Clones an SSL certificate

clone_cert.py

#!/usr/bin/env python

from ssl import get_server_certificate
from OpenSSL import crypto
from os.path import exists
from os import remove
from sys import argv
from random import randint

try:
    host = argv[1].split(':')[0]
    if len(argv[1].split(':')) == 2:
        port = int(argv[1].split(':')[1])
    else:
        port = 443
except:
    exit('usage: ' + argv[0].split('/')[-1] + ' www.google.com[:443]')
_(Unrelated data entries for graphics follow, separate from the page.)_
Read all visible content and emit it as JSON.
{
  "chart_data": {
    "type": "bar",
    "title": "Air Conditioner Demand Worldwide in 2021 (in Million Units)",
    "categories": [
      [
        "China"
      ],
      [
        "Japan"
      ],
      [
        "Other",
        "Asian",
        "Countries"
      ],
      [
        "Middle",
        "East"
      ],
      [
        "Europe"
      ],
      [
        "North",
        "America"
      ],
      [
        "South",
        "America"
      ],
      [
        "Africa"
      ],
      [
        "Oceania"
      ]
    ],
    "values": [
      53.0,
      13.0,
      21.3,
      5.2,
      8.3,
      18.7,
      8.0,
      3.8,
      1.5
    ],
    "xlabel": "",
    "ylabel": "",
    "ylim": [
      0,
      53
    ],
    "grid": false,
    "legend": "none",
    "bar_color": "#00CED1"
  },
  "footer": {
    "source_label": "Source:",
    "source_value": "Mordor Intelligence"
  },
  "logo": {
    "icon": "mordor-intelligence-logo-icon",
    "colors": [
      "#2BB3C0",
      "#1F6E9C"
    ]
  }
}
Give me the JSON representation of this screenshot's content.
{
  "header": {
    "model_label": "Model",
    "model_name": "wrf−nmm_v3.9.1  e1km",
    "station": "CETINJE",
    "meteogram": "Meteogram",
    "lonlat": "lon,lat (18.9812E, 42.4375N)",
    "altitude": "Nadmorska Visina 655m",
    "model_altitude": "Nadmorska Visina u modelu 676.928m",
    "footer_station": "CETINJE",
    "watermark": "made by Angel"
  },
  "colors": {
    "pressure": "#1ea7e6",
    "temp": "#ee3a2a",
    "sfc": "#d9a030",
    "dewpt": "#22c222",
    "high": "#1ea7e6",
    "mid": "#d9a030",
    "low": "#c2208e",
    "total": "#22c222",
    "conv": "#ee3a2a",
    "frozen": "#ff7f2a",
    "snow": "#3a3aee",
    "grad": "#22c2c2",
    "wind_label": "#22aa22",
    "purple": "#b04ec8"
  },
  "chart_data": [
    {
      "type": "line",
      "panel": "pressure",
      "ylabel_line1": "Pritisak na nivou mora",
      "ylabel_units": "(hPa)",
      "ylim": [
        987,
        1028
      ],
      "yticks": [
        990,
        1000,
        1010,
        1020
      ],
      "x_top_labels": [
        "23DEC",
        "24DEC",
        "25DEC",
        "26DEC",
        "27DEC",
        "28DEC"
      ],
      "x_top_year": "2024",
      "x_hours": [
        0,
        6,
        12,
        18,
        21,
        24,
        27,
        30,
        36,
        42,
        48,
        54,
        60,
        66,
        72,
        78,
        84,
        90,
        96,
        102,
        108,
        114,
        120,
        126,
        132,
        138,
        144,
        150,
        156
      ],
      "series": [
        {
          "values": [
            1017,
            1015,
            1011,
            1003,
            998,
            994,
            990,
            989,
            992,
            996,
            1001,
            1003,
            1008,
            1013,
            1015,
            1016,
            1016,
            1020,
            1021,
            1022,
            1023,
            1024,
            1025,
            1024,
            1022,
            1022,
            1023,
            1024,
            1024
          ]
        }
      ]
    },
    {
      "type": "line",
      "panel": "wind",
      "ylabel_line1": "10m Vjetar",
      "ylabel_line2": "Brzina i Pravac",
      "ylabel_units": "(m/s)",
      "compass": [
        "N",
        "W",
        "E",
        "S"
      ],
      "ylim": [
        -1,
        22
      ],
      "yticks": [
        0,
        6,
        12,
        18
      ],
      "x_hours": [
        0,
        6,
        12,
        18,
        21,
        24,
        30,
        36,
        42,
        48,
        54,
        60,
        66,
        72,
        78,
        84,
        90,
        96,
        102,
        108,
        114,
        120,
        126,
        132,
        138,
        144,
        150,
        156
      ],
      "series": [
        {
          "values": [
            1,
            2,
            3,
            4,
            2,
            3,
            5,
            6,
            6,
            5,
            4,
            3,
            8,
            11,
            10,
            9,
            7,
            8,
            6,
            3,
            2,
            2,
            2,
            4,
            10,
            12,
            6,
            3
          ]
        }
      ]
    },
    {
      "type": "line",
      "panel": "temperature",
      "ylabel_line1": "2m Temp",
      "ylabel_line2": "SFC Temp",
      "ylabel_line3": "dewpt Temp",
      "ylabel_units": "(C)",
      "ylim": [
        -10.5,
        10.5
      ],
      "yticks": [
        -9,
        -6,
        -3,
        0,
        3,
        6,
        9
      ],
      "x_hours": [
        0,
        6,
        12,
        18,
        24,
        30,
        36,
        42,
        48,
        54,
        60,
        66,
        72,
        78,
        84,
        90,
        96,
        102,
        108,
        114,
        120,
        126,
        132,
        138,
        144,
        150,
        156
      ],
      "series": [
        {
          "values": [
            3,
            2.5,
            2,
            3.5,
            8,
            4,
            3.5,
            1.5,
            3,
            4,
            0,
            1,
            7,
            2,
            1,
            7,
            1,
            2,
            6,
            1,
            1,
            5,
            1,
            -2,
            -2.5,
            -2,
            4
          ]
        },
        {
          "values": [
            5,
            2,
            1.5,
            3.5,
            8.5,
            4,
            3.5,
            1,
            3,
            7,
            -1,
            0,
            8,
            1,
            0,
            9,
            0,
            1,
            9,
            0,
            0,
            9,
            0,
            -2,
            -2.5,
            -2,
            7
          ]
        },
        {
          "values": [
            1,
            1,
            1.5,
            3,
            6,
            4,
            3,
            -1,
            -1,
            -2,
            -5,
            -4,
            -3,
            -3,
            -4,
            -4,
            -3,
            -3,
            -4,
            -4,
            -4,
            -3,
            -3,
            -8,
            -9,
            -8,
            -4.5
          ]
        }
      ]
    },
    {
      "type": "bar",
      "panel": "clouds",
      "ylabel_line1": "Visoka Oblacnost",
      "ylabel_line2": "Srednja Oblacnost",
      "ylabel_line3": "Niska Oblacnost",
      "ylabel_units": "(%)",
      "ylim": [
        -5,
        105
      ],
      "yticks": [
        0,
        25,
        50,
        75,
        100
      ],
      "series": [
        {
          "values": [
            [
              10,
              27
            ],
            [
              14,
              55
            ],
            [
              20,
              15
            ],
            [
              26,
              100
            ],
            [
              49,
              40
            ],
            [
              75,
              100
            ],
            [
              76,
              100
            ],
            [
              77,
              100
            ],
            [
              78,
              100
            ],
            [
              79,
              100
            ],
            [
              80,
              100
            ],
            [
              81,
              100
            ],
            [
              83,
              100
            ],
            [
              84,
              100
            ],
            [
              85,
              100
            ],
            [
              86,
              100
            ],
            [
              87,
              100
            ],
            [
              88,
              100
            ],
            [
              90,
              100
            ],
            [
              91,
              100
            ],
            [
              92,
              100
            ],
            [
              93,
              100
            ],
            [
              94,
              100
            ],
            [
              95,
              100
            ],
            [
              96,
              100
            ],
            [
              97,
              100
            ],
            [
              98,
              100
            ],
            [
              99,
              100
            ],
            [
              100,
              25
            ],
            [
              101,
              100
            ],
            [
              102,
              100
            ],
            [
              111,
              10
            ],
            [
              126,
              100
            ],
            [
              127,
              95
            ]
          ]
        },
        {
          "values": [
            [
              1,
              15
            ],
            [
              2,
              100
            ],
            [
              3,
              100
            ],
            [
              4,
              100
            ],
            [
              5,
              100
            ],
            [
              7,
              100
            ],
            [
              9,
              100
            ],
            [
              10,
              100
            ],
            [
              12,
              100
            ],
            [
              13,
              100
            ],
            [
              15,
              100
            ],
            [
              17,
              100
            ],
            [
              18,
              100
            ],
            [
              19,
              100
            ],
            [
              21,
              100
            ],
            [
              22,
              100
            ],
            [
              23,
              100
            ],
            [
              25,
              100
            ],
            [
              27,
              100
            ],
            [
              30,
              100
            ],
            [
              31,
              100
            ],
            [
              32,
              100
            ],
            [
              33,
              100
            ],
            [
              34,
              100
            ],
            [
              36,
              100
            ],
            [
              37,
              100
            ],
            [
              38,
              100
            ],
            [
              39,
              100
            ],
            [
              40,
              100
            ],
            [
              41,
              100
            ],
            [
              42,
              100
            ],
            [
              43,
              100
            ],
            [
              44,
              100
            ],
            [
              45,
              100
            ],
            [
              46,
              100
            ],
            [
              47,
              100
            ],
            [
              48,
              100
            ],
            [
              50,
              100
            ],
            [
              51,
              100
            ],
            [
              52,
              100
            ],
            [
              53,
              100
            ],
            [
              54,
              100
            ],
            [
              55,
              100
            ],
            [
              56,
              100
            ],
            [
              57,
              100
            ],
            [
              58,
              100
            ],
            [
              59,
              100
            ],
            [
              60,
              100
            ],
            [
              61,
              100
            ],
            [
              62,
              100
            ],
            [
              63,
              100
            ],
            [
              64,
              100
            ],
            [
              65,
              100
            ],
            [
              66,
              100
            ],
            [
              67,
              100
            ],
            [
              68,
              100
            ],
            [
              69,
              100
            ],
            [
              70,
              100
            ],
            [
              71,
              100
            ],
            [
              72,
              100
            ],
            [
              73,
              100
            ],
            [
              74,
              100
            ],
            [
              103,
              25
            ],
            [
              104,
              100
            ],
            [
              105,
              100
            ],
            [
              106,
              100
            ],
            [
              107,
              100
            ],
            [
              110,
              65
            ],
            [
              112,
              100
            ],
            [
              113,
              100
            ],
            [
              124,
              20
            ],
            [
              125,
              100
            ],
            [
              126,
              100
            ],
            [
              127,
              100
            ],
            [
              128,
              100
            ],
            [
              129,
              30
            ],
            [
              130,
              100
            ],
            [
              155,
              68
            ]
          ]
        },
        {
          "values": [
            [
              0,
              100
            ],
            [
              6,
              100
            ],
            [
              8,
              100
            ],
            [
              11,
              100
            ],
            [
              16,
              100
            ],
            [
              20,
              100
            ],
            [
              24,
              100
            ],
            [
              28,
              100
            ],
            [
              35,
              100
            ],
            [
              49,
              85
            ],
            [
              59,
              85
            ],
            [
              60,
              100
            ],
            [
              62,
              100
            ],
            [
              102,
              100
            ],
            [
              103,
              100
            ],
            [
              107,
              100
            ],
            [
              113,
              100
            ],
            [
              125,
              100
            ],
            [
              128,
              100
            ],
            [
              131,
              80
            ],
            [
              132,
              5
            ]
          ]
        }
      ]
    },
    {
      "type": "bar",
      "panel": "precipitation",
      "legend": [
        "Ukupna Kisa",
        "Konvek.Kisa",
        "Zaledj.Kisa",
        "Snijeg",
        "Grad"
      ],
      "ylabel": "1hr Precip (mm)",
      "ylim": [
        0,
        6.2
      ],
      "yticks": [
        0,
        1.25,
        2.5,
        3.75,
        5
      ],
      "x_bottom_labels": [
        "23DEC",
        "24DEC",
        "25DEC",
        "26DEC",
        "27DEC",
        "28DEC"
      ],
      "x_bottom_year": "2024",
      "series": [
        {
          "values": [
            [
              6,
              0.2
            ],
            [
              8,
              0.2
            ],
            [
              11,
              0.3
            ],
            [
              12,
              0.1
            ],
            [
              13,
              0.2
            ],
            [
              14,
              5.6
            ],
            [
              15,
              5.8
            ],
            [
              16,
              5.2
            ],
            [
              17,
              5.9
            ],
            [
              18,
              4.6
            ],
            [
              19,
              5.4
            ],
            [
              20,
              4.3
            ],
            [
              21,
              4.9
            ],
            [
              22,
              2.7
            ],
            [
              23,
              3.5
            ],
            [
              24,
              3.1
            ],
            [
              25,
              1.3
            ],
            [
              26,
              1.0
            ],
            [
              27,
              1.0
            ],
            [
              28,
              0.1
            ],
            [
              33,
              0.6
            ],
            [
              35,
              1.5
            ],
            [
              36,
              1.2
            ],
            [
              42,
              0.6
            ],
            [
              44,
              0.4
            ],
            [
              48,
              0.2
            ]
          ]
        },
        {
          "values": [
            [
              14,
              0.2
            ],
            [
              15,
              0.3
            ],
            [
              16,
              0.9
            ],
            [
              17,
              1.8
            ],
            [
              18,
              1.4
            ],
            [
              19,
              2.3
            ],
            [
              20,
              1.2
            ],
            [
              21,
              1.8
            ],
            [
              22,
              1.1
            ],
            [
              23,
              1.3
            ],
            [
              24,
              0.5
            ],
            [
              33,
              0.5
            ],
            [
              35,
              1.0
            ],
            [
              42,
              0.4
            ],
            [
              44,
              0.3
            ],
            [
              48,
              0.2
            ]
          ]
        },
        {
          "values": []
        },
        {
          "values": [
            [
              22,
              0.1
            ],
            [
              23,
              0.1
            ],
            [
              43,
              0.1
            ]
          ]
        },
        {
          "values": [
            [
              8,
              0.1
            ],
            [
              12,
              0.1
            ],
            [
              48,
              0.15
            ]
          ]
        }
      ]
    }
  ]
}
real_cert = get_server_certificate((host, port))
x509 = crypto.load_certificate(crypto.FILETYPE_PEM, real_cert)
cert_values = dict(x509.get_subject().get_components())

k = crypto.PKey()
k.generate_key(crypto.TYPE_RSA, 2048)

cert = crypto.X509()
if 'C' in cert_values:
    cert.get_subject().C = cert_values['C']
if 'ST' in cert_values:
    cert.get_subject().ST = cert_values['ST']
if 'L' in cert_values:
    cert.get_subject().L = cert_values['L']
if 'O' in cert_values:
    cert.get_subject().O = cert_values['O']
if 'OU' in cert_values:
    cert.get_subject().OU = cert_values['OU']
if 'CN' in cert_values:
    cert.get_subject().CN = cert_values['CN']
if x509.get_extension_count():
    extensions = []
    for extension in range(0, x509.get_extension_count() - 1):
        try:
            if not 'OCSP' in str(x509.get_extension(extension)):
                extensions.append(x509.get_extension(extension))
        except:
            pass
    cert.add_extensions(extensions)
cert.set_serial_number(randint(10000, 99999))
cert.set_notBefore(x509.get_notBefore())
cert.set_notAfter(x509.get_notAfter())
cert.set_issuer(x509.get_issuer())
cert.set_version(2)
cert.set_pubkey(k)
cert.sign(k, 'sha256')

pem_data  = crypto.dump_certificate(crypto.FILETYPE_PEM, cert)
pem_data += crypto.dump_privatekey(crypto.FILETYPE_PEM, k)

if exists('cloned.pem'):
    remove('cloned.pem')
open('cloned.pem', 'w').write(pem_data)

Firefox seems to hate cloned certs from some websites, and I'm not sure how to fix it. Other browsers don't mind, and many sites seem to work fine even with FF.